Following the statement, Luxembourg announced that it was "currently positively inclined" to recognize Palestine in September. Canada announced that it would recognize Palestine in September, on the condition that Palestine be demilitarized and that the Palestinian Authority holds a democratic election in 2026 without Hamas. New Zealand declined to immediately recognize Palestine. A follow-up summit on Palestinian statehood was set for September 22, 2025, with the attendance of heads of governments and state.

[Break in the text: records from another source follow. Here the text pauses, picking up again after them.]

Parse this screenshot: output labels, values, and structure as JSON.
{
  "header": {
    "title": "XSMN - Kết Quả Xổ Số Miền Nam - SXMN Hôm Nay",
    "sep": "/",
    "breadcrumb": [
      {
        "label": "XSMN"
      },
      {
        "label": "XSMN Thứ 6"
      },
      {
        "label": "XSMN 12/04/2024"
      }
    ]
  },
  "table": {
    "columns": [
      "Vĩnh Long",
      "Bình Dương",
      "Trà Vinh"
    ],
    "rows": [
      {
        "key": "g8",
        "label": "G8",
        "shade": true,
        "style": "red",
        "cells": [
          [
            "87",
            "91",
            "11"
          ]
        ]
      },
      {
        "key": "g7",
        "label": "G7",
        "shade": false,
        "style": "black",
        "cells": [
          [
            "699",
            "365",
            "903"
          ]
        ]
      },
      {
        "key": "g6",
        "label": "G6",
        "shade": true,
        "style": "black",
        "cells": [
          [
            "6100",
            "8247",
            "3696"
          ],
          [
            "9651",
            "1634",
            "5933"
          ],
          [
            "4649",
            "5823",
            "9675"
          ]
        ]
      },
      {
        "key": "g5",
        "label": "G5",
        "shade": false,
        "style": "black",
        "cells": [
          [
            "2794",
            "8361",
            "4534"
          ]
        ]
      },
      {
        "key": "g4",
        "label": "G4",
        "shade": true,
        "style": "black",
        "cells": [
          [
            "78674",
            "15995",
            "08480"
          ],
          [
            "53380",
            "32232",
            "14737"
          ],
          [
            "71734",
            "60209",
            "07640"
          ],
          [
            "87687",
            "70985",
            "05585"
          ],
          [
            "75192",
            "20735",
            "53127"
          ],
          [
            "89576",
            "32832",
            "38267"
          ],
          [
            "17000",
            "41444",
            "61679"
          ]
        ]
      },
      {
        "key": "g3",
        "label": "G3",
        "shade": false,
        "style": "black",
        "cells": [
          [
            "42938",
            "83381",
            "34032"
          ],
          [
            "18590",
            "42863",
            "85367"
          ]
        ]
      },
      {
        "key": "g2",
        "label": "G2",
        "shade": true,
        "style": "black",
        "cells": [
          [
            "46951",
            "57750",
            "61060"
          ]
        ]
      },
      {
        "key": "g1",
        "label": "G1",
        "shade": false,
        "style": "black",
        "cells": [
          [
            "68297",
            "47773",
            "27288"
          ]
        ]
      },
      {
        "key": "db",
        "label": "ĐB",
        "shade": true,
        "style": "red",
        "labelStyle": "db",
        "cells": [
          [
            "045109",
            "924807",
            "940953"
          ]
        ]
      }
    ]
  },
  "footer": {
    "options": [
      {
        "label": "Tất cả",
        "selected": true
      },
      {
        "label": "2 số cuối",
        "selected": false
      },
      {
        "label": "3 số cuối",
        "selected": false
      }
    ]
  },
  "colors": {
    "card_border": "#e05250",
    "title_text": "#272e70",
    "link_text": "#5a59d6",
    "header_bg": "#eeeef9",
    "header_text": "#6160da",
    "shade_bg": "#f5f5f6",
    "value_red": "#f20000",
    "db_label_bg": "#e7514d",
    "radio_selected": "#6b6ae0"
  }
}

=== New York Declaration ===
A seven-page "New York Declaration" was presented at the conference, laying out a 15-month phased plan for a demilitarized, sovereign Palestine. The plan includes tasking the Palestinian Authority with governing the entirety of Palestine, and establishing a temporary United Nations peacekeeping mission to provide security to Palestinians during the transition period. The declaration encourages states to recognize Palestine as a sovereign state, and denounces the October 7 attacks, calling on Hamas to disarm and give up its rule over Gaza while "mark[ing] a first condemnation by Arab nations of Hamas".

The declaration establishes a specialized committee responsible for developing and overseeing all necessary mechanisms, through continuous and binding follow-ups, to ensure the implementation of the conference's outcomes. The committee will comprise 19 countries and be jointly chaired by France and Saudi Arabia. It will include 17 chairpersons of the eight subcommittees emerging from this conference. The New York Declaration was initially endorsed by, in order:
- France
- Saudi Arabia
- Brazil
- Canada
- China
- Egypt
- Indonesia
- Ireland
- Italy
- Japan
- Jordan
- Mexico
- Norway
- Qatar
- Senegal
- Spain
- Turkey
- United Kingdom
- European Union
- Arab League

On September 12, 2025, the United Nations General Assembly passed a non-binding resolution endorsing the New York Declaration in a 142–10 vote.

== Reactions ==
On the opening day of the conference, the U.S. Department of State issued a statement in which it rejected the conference, describing it as unproductive and ill-timed. The statement asserted that the conference would not advance peace, but rather prolong the war, encourage Hamas by rewarding its destructive behavior, and undermine genuine efforts to achieve a lasting peace. On July 30, 2025, the Israeli Speaker of the Knesset, Amir Ohana, stated in an address before the Inter-Parliamentary Union in Geneva that a Palestinian state could be established in London or Paris.